Júlio Kunz Neto é justamente filho de Antônio, que ainda vive na Tijuca, e guarda com muito carinho o legado do avô, mesmo que sua lembrança hoje se resuma a recortes de jornais, retratos envelhecidos e poucos relatos. De acordo com Júlio, sua avó falava pouco sobre o marido, talvez fruto de uma mágoa pela dedicação que o velho Kunz deu ao futebol, com pouco retorno financeiro, já que o marido tinha uma relação romântica com o esporte e muito pouco profissional naquele esporte amador. “Ela contava que o vovô era muito justo e muito comprometido com a palavra dele, ele dizia que um aperto de mão valia mais que qualquer papel assinado. Teve um período que o Vasco o convidou a fazer parte do elenco e com isso daria a ele uma loja comercial no Centro da cidade, e ele negou. Ele dizia que a camisa dele não tinha bolso”, lembra.
A mágoa com futebol levou Ondina a proibir os filhos a se envolverem com esporte, especialmente futebol, como era o desejo do caçula.
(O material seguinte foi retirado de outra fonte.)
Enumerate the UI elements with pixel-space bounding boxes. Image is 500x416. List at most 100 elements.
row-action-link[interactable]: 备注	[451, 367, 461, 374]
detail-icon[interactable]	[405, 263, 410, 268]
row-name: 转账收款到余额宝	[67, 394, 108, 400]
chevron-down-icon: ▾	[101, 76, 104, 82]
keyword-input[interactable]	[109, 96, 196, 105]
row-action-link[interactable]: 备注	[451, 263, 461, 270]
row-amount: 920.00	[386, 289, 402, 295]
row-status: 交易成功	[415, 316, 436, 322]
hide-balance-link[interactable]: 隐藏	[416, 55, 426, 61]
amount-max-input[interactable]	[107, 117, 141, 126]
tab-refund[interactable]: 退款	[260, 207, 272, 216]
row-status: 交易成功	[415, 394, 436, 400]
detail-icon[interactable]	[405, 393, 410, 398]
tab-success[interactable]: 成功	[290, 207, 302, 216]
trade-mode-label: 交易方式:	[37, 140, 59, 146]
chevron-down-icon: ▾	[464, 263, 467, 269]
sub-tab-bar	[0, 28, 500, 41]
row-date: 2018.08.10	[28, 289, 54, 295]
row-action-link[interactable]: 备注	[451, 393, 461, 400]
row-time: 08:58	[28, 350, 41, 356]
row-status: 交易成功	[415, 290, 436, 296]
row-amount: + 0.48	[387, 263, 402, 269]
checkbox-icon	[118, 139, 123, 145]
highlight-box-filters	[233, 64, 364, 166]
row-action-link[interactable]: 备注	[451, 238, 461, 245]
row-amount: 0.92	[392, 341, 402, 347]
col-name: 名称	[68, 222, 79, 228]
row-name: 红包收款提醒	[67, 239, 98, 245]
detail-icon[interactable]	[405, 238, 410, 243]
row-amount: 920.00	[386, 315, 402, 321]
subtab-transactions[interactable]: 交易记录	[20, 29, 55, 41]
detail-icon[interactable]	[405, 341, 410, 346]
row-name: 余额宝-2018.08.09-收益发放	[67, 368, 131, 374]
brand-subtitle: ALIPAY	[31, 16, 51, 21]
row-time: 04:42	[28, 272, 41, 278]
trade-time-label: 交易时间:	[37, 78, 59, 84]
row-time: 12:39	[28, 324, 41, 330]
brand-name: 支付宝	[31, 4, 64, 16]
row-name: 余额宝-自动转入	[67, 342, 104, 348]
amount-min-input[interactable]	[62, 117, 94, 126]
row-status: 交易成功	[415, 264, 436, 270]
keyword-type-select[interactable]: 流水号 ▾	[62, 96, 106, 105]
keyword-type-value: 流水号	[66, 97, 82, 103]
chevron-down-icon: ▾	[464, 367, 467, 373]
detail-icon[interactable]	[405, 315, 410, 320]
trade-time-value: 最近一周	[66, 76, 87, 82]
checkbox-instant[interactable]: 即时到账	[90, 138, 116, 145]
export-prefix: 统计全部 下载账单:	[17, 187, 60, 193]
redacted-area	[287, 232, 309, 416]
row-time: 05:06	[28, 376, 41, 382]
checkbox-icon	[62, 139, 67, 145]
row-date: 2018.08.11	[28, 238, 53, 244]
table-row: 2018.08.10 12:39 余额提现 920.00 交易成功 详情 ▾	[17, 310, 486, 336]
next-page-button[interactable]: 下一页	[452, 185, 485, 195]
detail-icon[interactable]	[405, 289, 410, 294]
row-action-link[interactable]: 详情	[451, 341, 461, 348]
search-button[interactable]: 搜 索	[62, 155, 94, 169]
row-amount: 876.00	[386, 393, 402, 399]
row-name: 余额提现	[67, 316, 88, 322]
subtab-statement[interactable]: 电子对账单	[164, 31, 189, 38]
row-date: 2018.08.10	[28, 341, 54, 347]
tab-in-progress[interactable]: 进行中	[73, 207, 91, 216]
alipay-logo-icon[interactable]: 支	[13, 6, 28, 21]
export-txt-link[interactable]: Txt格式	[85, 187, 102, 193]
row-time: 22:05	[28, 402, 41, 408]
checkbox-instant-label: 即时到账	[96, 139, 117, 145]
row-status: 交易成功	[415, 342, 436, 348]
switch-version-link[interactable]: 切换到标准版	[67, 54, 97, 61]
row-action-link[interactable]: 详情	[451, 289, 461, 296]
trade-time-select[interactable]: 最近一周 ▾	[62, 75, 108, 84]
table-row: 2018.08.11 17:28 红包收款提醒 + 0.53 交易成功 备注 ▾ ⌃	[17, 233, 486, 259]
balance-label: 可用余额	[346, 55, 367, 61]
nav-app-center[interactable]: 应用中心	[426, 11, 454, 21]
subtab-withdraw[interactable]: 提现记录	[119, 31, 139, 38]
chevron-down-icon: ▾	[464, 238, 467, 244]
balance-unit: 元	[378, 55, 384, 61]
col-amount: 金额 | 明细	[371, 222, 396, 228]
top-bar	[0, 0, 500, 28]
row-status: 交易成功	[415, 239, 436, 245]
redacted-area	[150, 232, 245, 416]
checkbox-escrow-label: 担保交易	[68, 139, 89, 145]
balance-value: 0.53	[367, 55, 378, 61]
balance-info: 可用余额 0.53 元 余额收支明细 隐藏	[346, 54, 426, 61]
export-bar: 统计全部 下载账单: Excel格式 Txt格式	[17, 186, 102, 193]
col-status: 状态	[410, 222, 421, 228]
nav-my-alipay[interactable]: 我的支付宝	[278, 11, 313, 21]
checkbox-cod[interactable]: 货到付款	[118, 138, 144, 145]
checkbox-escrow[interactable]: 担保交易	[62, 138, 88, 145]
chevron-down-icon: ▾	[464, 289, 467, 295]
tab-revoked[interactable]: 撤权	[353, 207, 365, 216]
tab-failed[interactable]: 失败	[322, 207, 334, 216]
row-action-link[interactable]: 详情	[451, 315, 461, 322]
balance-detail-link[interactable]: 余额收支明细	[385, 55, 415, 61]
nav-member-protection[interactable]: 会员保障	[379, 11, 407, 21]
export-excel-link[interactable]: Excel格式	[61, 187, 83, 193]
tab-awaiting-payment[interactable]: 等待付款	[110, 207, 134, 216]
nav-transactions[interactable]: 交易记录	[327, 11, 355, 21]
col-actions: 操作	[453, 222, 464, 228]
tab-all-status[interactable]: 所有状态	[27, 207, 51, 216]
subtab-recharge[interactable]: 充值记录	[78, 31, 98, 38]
Mas mesmo que tenha impedido um filho, o espírito esportivo se manteve na família, já que o Julio Neto Kunz foi jogador e hoje é treinador de voleibol. “Essa memória dele dentro de casa sempre foi muito presente, porque papai sempre trazia a lembrança dele ligada ao futebol.”
Outra marca deixada na família foi a paixão clubística. “Lá em casa somos todos flamenguistas por causa do vovô.”